What happens in the future depends absolutely on what licence you choose for any future distributions and (for you alone) is not affected by what you did in the past.

This is really a legal question and I am not a lawyer. But from what I understand about contracts and software licenses in general:

(1) If you release software under an open-source license, then unless that license says that you have the right to revoke it -- in which case I don't think it would qualify as "open source" by definition -- then you cannot revoke the old license. You could certainly decide to stop providing new versions under open source. So you could take the open source product, use it as the basis for a new project, and then continue development of the new project as copyrighted software. But the portions that were released under open source would still be open source.
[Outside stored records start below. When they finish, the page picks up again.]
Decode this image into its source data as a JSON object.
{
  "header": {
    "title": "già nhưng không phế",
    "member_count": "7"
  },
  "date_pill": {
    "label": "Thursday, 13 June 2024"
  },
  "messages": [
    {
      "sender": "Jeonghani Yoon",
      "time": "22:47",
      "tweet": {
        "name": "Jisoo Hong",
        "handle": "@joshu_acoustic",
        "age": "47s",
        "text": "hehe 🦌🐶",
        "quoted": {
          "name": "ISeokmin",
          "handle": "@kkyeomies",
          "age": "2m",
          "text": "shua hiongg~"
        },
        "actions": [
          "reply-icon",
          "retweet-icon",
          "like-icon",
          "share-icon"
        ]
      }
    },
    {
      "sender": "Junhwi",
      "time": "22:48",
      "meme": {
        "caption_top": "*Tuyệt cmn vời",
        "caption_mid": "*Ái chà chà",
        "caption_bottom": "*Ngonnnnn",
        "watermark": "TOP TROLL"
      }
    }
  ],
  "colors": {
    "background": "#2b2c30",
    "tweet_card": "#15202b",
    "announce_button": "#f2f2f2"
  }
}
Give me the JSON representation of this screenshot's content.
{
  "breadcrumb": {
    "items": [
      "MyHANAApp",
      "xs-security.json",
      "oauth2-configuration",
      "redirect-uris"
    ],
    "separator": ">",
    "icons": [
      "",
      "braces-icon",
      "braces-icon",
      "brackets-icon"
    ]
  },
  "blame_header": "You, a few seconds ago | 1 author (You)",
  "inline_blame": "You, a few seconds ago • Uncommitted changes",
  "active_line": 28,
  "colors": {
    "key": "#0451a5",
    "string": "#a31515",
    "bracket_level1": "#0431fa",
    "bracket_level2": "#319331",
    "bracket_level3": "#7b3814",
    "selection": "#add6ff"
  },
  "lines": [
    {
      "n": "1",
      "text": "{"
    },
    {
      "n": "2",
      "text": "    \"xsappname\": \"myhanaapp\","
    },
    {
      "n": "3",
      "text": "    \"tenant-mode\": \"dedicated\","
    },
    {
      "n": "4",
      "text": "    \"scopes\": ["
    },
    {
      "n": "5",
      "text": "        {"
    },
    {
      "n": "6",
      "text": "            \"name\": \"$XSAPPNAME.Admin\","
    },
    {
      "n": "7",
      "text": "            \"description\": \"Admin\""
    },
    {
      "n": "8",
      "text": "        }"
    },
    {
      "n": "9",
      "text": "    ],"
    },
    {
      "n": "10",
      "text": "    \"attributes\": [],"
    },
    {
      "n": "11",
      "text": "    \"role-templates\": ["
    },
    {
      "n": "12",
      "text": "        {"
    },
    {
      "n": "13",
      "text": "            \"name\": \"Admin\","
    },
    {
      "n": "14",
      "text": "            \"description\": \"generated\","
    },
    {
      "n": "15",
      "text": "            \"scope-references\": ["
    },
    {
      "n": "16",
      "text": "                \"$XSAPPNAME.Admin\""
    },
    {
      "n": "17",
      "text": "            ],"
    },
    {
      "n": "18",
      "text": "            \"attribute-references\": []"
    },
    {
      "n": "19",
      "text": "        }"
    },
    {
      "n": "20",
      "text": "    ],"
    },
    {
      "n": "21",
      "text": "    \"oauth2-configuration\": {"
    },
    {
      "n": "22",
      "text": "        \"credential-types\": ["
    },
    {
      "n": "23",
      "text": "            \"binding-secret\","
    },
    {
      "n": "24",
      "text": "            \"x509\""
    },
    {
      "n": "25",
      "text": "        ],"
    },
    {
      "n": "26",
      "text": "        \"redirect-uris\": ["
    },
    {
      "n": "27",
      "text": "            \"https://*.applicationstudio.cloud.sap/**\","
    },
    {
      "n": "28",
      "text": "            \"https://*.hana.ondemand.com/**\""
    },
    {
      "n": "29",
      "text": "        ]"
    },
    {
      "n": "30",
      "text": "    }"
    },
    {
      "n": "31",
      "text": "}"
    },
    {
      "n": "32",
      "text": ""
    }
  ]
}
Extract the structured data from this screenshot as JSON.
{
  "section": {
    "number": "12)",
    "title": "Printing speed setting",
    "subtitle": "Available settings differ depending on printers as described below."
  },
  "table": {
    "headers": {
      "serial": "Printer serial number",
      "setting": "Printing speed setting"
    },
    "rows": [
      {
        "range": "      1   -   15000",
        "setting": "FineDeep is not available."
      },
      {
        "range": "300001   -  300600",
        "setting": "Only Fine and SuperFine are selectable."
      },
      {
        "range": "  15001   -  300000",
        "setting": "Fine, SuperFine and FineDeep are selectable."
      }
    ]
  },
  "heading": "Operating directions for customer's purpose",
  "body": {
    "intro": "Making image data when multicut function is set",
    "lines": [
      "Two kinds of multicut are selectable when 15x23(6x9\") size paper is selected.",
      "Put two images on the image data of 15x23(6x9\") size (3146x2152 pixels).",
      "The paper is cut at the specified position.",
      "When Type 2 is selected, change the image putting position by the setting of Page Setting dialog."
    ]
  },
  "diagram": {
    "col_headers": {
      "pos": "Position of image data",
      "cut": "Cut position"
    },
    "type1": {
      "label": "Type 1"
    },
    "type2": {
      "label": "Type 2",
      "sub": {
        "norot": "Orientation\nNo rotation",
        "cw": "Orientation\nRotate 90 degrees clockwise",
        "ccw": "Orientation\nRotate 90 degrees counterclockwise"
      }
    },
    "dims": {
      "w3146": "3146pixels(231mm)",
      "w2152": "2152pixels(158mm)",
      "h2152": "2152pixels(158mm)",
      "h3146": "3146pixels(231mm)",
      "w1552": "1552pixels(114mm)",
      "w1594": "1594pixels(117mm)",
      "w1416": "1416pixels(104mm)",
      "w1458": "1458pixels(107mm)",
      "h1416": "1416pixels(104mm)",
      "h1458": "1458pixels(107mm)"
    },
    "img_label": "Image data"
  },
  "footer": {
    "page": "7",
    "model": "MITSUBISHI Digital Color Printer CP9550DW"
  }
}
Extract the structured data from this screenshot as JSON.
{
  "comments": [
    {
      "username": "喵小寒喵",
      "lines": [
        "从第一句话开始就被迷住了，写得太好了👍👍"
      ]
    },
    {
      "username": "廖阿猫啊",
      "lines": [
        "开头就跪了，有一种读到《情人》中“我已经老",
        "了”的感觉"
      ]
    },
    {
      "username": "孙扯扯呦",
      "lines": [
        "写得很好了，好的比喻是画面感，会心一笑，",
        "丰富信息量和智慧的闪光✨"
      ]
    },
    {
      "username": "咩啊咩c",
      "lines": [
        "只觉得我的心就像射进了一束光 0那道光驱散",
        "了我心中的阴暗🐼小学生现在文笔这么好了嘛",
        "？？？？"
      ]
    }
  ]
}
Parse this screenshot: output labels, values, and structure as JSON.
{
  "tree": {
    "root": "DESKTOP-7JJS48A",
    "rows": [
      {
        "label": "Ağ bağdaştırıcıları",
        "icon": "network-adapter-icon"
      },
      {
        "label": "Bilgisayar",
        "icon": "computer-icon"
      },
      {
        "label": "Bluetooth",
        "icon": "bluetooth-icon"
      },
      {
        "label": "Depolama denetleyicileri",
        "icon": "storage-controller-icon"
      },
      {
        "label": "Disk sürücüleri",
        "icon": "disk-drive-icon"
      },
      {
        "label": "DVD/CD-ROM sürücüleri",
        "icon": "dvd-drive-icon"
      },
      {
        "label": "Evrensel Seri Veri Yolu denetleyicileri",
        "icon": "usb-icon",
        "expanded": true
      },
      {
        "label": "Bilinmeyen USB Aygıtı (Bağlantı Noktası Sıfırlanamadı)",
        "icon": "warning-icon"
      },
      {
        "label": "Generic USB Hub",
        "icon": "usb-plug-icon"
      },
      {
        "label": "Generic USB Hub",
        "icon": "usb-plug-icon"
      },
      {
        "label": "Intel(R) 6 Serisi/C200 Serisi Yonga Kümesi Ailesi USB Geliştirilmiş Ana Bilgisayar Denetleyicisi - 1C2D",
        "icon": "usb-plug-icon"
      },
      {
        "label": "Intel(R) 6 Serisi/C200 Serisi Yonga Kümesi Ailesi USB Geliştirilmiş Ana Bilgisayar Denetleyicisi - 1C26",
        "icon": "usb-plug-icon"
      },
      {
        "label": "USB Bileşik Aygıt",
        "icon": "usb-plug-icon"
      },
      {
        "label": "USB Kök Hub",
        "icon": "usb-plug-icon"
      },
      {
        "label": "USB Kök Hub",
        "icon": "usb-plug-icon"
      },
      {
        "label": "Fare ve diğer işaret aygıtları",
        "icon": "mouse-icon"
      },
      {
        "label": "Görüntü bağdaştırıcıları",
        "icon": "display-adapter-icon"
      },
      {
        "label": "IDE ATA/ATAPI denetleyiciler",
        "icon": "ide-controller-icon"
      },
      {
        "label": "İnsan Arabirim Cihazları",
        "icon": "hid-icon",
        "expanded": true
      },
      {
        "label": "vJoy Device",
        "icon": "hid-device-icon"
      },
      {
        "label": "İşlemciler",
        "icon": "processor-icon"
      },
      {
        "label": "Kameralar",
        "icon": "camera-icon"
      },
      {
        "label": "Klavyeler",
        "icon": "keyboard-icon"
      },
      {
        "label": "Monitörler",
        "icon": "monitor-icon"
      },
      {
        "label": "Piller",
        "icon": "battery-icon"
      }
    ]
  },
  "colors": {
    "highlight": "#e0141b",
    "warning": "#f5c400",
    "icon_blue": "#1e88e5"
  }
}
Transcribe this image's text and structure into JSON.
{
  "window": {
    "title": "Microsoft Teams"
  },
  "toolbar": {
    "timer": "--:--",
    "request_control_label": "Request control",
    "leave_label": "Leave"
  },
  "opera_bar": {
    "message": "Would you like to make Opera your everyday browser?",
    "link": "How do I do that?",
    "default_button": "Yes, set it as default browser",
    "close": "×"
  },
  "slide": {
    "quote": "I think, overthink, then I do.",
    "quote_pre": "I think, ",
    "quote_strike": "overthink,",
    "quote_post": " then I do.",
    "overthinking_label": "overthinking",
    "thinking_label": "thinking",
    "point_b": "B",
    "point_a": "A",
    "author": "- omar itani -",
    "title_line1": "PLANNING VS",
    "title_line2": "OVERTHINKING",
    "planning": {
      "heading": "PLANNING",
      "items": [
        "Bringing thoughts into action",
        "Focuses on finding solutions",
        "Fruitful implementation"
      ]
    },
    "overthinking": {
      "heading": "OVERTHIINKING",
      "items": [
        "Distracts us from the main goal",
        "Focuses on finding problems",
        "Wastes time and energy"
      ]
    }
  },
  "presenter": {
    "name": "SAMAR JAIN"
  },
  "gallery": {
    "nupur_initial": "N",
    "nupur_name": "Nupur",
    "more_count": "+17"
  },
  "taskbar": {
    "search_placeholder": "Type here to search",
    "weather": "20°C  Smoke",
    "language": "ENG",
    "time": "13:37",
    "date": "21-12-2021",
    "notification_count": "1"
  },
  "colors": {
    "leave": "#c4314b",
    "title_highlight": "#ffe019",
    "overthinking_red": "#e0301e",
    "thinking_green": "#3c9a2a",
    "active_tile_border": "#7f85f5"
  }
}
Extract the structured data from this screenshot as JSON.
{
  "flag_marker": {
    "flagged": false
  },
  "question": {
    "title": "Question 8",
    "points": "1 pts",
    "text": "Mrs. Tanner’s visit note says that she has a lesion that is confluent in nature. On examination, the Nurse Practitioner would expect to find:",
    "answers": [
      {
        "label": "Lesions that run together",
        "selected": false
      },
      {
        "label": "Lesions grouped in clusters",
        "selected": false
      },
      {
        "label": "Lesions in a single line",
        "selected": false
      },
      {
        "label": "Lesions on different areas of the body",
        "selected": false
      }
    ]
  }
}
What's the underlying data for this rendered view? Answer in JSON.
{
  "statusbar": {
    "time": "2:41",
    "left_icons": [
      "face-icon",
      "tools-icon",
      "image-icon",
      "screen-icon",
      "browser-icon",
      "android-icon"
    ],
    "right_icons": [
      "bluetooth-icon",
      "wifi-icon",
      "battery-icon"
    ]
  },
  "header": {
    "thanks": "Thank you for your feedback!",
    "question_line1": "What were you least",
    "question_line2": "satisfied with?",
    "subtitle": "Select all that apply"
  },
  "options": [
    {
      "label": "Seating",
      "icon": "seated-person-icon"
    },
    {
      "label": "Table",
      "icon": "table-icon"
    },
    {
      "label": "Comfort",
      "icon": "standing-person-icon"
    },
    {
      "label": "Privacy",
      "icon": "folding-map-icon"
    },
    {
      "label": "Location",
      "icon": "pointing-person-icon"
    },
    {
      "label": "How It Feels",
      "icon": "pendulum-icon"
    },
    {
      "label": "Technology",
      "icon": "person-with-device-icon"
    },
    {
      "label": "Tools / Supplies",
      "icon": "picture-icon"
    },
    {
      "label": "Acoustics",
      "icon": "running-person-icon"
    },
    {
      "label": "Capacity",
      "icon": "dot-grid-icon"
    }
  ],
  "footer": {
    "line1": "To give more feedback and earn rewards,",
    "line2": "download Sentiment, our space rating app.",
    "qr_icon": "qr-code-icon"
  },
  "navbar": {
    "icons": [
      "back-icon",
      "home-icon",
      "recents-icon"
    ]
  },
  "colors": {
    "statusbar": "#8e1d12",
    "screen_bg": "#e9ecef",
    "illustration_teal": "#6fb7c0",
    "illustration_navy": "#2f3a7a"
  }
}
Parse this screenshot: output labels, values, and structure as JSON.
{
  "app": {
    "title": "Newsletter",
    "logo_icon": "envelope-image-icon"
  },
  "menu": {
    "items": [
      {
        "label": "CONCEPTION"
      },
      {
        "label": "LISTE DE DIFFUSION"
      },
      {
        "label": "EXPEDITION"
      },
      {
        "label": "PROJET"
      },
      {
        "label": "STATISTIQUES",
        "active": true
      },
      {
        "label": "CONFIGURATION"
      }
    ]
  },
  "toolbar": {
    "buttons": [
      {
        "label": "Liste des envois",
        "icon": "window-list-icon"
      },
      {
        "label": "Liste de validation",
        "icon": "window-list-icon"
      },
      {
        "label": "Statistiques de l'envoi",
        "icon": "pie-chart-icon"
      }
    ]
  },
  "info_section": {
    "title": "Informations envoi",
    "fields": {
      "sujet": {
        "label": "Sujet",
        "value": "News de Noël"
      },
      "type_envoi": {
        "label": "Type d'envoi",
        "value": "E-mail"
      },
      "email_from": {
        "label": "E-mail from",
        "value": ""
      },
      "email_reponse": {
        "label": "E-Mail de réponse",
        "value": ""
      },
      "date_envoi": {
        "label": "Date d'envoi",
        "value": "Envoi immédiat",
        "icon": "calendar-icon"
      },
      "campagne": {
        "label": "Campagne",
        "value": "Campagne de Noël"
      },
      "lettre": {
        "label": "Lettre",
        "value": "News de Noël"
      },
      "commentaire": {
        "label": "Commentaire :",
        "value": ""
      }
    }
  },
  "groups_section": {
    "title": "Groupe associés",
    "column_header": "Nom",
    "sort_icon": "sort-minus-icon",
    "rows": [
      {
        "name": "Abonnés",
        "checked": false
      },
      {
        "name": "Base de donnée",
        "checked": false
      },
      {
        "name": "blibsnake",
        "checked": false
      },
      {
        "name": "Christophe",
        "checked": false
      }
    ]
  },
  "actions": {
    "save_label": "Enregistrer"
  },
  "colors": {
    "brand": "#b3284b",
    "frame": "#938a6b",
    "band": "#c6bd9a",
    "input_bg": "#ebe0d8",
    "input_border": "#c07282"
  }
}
As I say, I'm not a lawyer, but I say this based on common understanding of contracts. If I sell you my used car for $2000, I can't come back a year later and say that I've changed my mind and I want another $1000 for it. We made a deal, a contract, and once it's agreed to I can't unilaterally change the terms. But just because I sold you a used car for $2000 doesn't mean that I am obligated to charge exactly $2000 for every future used car I might want to sell.

(2) Just because you released an open source project does not mean that you are obligated to continue to make the source available forever. There are lots of projects that have been started but then discontinued because the project became obsolete, the developer lost interest, the web site where it was being distributed went out of business, etc. Anyone who already has a copy could re-distribute it himself. Just like, if I give $20 to the Salvation Army today, I am under no obligation to give to them again next year. But I can't take back the money I gave them last year.

Only the copyright holder or copyright holder can ever sue you for license violations. So if all the copyright holders agree, they can do whatever they want with their license, and nobody can do anything about it. If someone else is the copyright holder, you have to agree with their license.

Now if I received a copy of your software with for example GPL license, any license changes that you make don't retroactively change my license. I still have the right to use my copy of the software according to the license. I may have problems: If I don't have the source code, and you refuse to give it to me, then I cannot distribute the software, because I'm incapable of fulfilling the terms of the GPL license.

If someone received a copy of your software with GPL license and source code, and they are willing to share, then you can in practice not turn this into closed source, other than by convincing everyone in possession of the source code to delete their code.